CTR Home Internal  Relations and Communications Home About CTR Publication Schedule CTR Archives
THURSDAY REPORT ONLINE

March 14, 2002 Many young people are spiritually hungry, says chaplain

 

 



Raymond Lafontaine

Rev. Raymond Lafontaine. The priest recently took four of his nieces and nephews to see the popular Harry Potter movie. He subsequently wrote a homily about how the book and the film illustrate such Christian values of truth over falsehood, good over evil, and self-giving love over self-interest. The essay was published January in The Catholic Register.

Photo by Bernard Glover



by Barbara Black

Ray Lafontaine would be making a lot more money now if he had stayed in his first career as an actuary, but money isn’t his idea of success.

He was looking for spiritual meaning and a way to help others, and he has found it as a Roman Catholic priest, a part-time teacher of theology and the newest of Concordia’s five chaplains.

“It’s our goal to respond to the explicitly religious and spiritual concerns of the students, but these are so tied up with social and cultural concerns that we end up dealing with much more,” he said.

A typical day might start with a meeting with his colleagues. Then he might have a visit from a student who needed an emergency food voucher. Every day at noon, he celebrates mass in the Loyola Chapel.

In the afternoon, he might plan a students’ retreat (time out, often in the country, for meditation), work on his homily for the 11 a.m.
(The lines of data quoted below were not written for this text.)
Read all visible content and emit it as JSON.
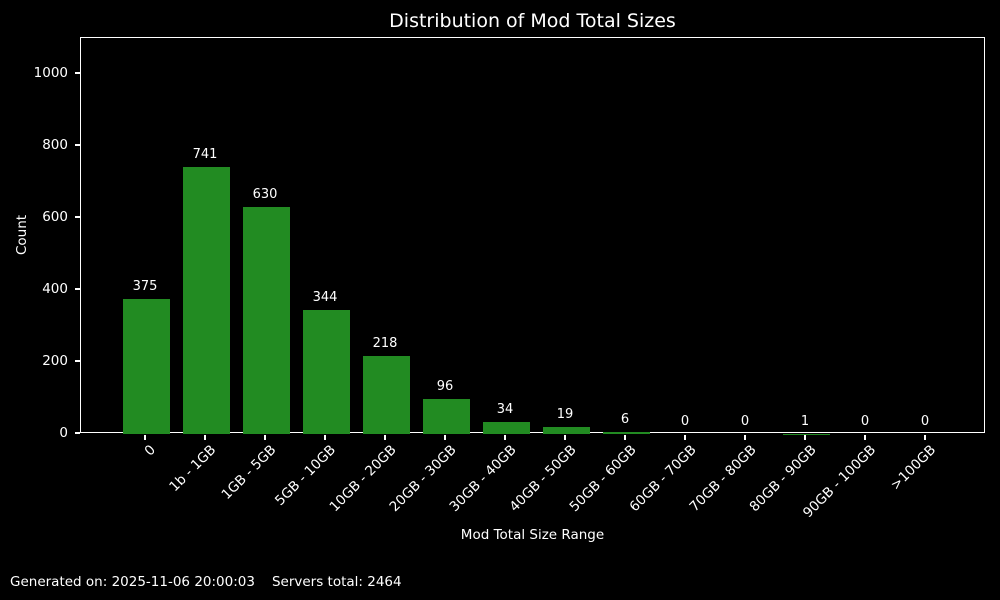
{
  "chart_data": {
    "type": "bar",
    "title": "Distribution of Mod Total Sizes",
    "xlabel": "Mod Total Size Range",
    "ylabel": "Count",
    "categories": [
      "0",
      "1b - 1GB",
      "1GB - 5GB",
      "5GB - 10GB",
      "10GB - 20GB",
      "20GB - 30GB",
      "30GB - 40GB",
      "40GB - 50GB",
      "50GB - 60GB",
      "60GB - 70GB",
      "70GB - 80GB",
      "80GB - 90GB",
      "90GB - 100GB",
      ">100GB"
    ],
    "values": [
      375,
      741,
      630,
      344,
      218,
      96,
      34,
      19,
      6,
      0,
      0,
      1,
      0,
      0
    ],
    "bar_value_labels": [
      "375",
      "741",
      "630",
      "344",
      "218",
      "96",
      "34",
      "19",
      "6",
      "0",
      "0",
      "1",
      "0",
      "0"
    ],
    "yticks": [
      0,
      200,
      400,
      600,
      800,
      1000
    ],
    "ylim": [
      0,
      1100
    ],
    "grid": false,
    "legend": null,
    "colors": {
      "bar": "#228B22",
      "background": "#000000",
      "text": "#ffffff",
      "spine": "#ffffff"
    }
  },
  "footer": {
    "generated": "Generated on: 2025-11-06 20:00:03",
    "servers_total": "Servers total: 2464"
  }
}
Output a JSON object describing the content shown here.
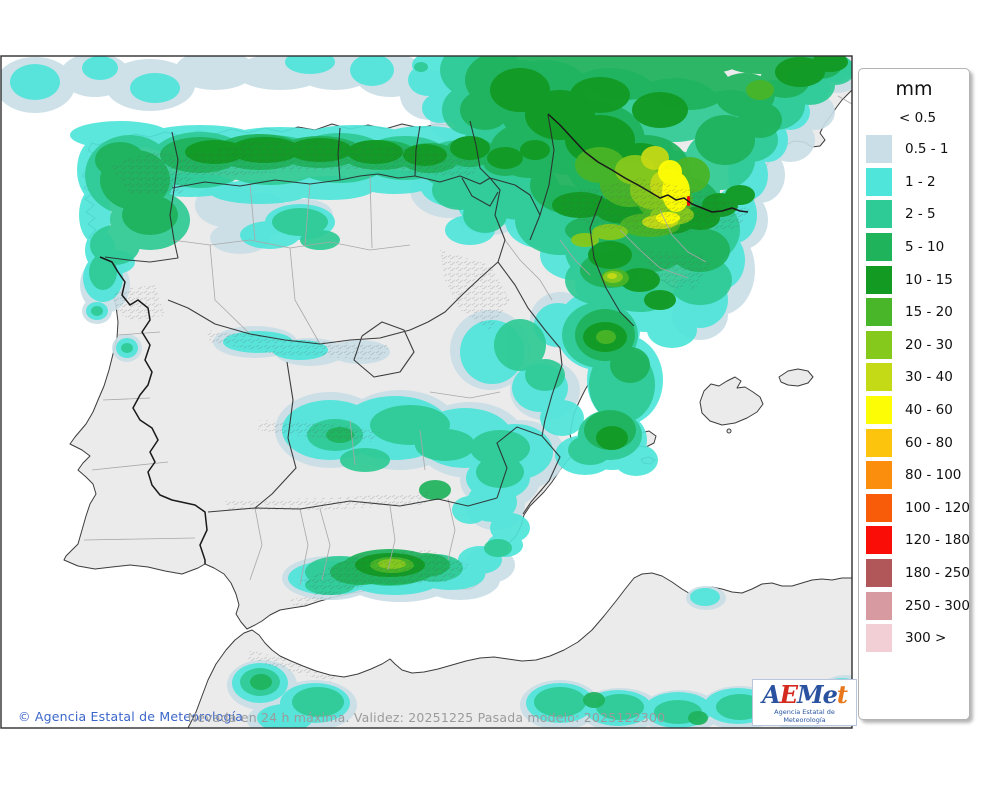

Sunday service at the chapel, see individual students for counselling or couples for marriage preparation, and plan a liturgy (religious service). The Loyola Chapel has a progressive approach, not only to liturgy, but to social justice and community outreach.

In an institution as diverse as Concordia, Lafontaine is inclined to take a broad, ecumenical approach to faith, though as a Roman Catholic, he is mindful of his own constituency. However, he finds that the real communications gap is not between religious denominations, but between the spiritual seekers and the resolutely secular.

“Many young people are spiritually hungry, but they’re, well, religiously illiterate,” Lafontaine said. About 30 years ago in Quebec, there was a seachange in attitudes to the church, reflecting a change that occurred, though less dramatically, throughout most of the Western world.

At Concordia, Lafontaine meets the children of the generation that violently rejected the church. Unlike their parents, he says, they are not antipathetic to religion — in fact, many of them are actively curious and receptive — but they have no knowledge of their own religious heritage, and no vocabulary with which to talk about it.

Nevertheless, the interest is there, mainly expressed through students’ choice of electives. “There’s been an incredible expansion — 175 students signed up for the Introduction to Theology course!”

This term, Lafontaine launched a non-credit program called video divina (a play on lectio divina, spiritual reading), which had students watch films such as The Remains of the Day and Babette’s Feast, and discuss them from a religious perspective.

He graduated from McGill with a BSc in mathematics in 1985. He worked as an actuary for a year, then entered St. Paul’s Seminary in Ottawa, where he earned his MA in Christian ethics. He was ordained a priest in the Archdiocese of Montreal in 1991. He put in five years as a parish priest in St. Luke’s, a bilingual parish in Dollard des Ormeaux, an experience he thoroughly enjoyed, and then returned to academic life, taking a licenciate and a doctorate in moral theology at the Gregorian University in Rome.

Lafontaine is also the Canadian co-chair of the North American Congress on Vocations to the Ordained Ministry and Consecrated Life, scheduled to take place in Montreal in April.

While media attention on the congress naturally focuses on the precipitous drop in available parish priests, assigning blame to the Catholic Church’s requirement of celibacy, Lafontaine says the issue is bigger and more complex than that. It involves selling a modest, self-effacing, often hardscrabble “lifestyle choice” to a noisy, often self-obsessed consumer society.

Still, it’s a challenge he doesn’t mind facing. “We need to be able to engage with popular culture,” he said. “I see my job as building bridges.”